08. Karsa Tuhan

12 0 0
                                    

Kehidupan Melka berangsur-angsur membaik, ia lebih suka menyendiri tanpa di pukuli. Jauh lebih tenang walau masih saja hatinya di sayati. Serta, kesibukannya yang menjadi-jadi setelah bergabung di organisasi. Ia menyibukkan diri. Pulang ke rumah hanya untuk tidur dan mandi. Makan pun kalau ingat. Mengejar waktu belajar dan kegiatan organisasinya.

Sampai pada suatu malam, Melka jatuh tergeletak di dapur seorang diri dan untungnya terlihat oleh sang adik. Dibopongnya badan kurus Melka ke kamar. Berisik pikirannya. Bertanya-tanya apa yang terjadi di sana atau hanya karena sakit yang menyerang Melka? Yang Adiknya lakukan sekarang hanya menunggu Melka sadar. Pada malamnya, ia sadar dan keluar kamar. Meninggalkan Adiknya yang tertidur di sisi ranjang.
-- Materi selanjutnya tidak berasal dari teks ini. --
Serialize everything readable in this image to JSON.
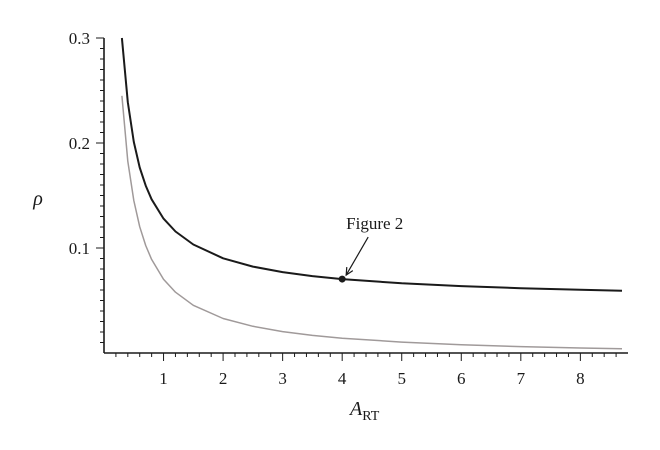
{
  "chart_data": {
    "type": "line",
    "xlabel": "A",
    "xlabel_sub": "RT",
    "ylabel": "ρ",
    "xlim": [
      0,
      8.8
    ],
    "ylim": [
      0,
      0.3
    ],
    "x_ticks": [
      1,
      2,
      3,
      4,
      5,
      6,
      7,
      8
    ],
    "x_tick_labels": [
      "1",
      "2",
      "3",
      "4",
      "5",
      "6",
      "7",
      "8"
    ],
    "y_ticks": [
      0.1,
      0.2,
      0.3
    ],
    "y_tick_labels": [
      "0.1",
      "0.2",
      "0.3"
    ],
    "grid": false,
    "series": [
      {
        "color": "#1a1a1a",
        "x": [
          0.3,
          0.4,
          0.5,
          0.6,
          0.7,
          0.8,
          1.0,
          1.2,
          1.5,
          2.0,
          2.5,
          3.0,
          3.5,
          4.0,
          5.0,
          6.0,
          7.0,
          8.0,
          8.7
        ],
        "y": [
          0.3,
          0.239,
          0.201,
          0.1767,
          0.1594,
          0.1464,
          0.128,
          0.1157,
          0.1033,
          0.0902,
          0.0823,
          0.077,
          0.0732,
          0.0704,
          0.0664,
          0.0637,
          0.0617,
          0.0602,
          0.0593
        ]
      },
      {
        "color": "#a09a9a",
        "x": [
          0.3,
          0.4,
          0.5,
          0.6,
          0.7,
          0.8,
          1.0,
          1.2,
          1.5,
          2.0,
          2.5,
          3.0,
          3.5,
          4.0,
          5.0,
          6.0,
          7.0,
          8.0,
          8.7
        ],
        "y": [
          0.245,
          0.1826,
          0.1452,
          0.1203,
          0.1024,
          0.0891,
          0.0703,
          0.0579,
          0.0454,
          0.0329,
          0.0254,
          0.0204,
          0.0168,
          0.0141,
          0.0104,
          0.0079,
          0.0061,
          0.0048,
          0.004
        ]
      }
    ],
    "marker": {
      "x": 4.0,
      "y": 0.0704
    },
    "annotations": [
      {
        "text": "Figure 2",
        "x": 4.0,
        "y": 0.0704
      }
    ]
  }
}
Keesokannya, yang dilakukan Melka ialah pergi ke rumah sakit. Hanya berniat mengecek apa yang terjadi padanya. Dengan perasaan takut ia memasuki ruangan dingin beraroma obat itu. Kemudian, tanpa di sangka mendapati fakta baru bahwa terdapat tumor otak yang bersarang di kepalanya. Ia terdiam, tenggorokannya panas tak mampu bersuara. Menolak takdir pun tak ada gunanya. Jadi, ia hanya ber-oh ria dan meninggalkan ruangan itu. Membawa kakinya ke rooftop gedung, serta nasihat dan saran dokter di kepalanya.

Entah karena cuacanya yang mendung atau kehidupannya yang semakin gelap. Sepi rasanya. Serta, keinginan ingin hidup Melka yang kembali datang. Ia baru menyadari bahwa selama ini ia tidak ingin mati, ia hanya ingin hidup tenang. Bumi terlalu sesak untuknya. Serta, Melka yang baru saja menyadari bahwa dirinya benar-benar perlu pertolongan. Walau tidak tahu siapa yang bisa menolongnya. Selama ini ia hidup sendiri walau rumahnya penuh canda tawa. Ia kepalang pusing dengan kehidupannya. Rasanya kalau saja pikirannya sekarang kosong dan di rasuki setan, bisa-bisa ia terjun dari rooftop lantai 15 atau setidaknya di kasihani oleh penunggu rooftop ini.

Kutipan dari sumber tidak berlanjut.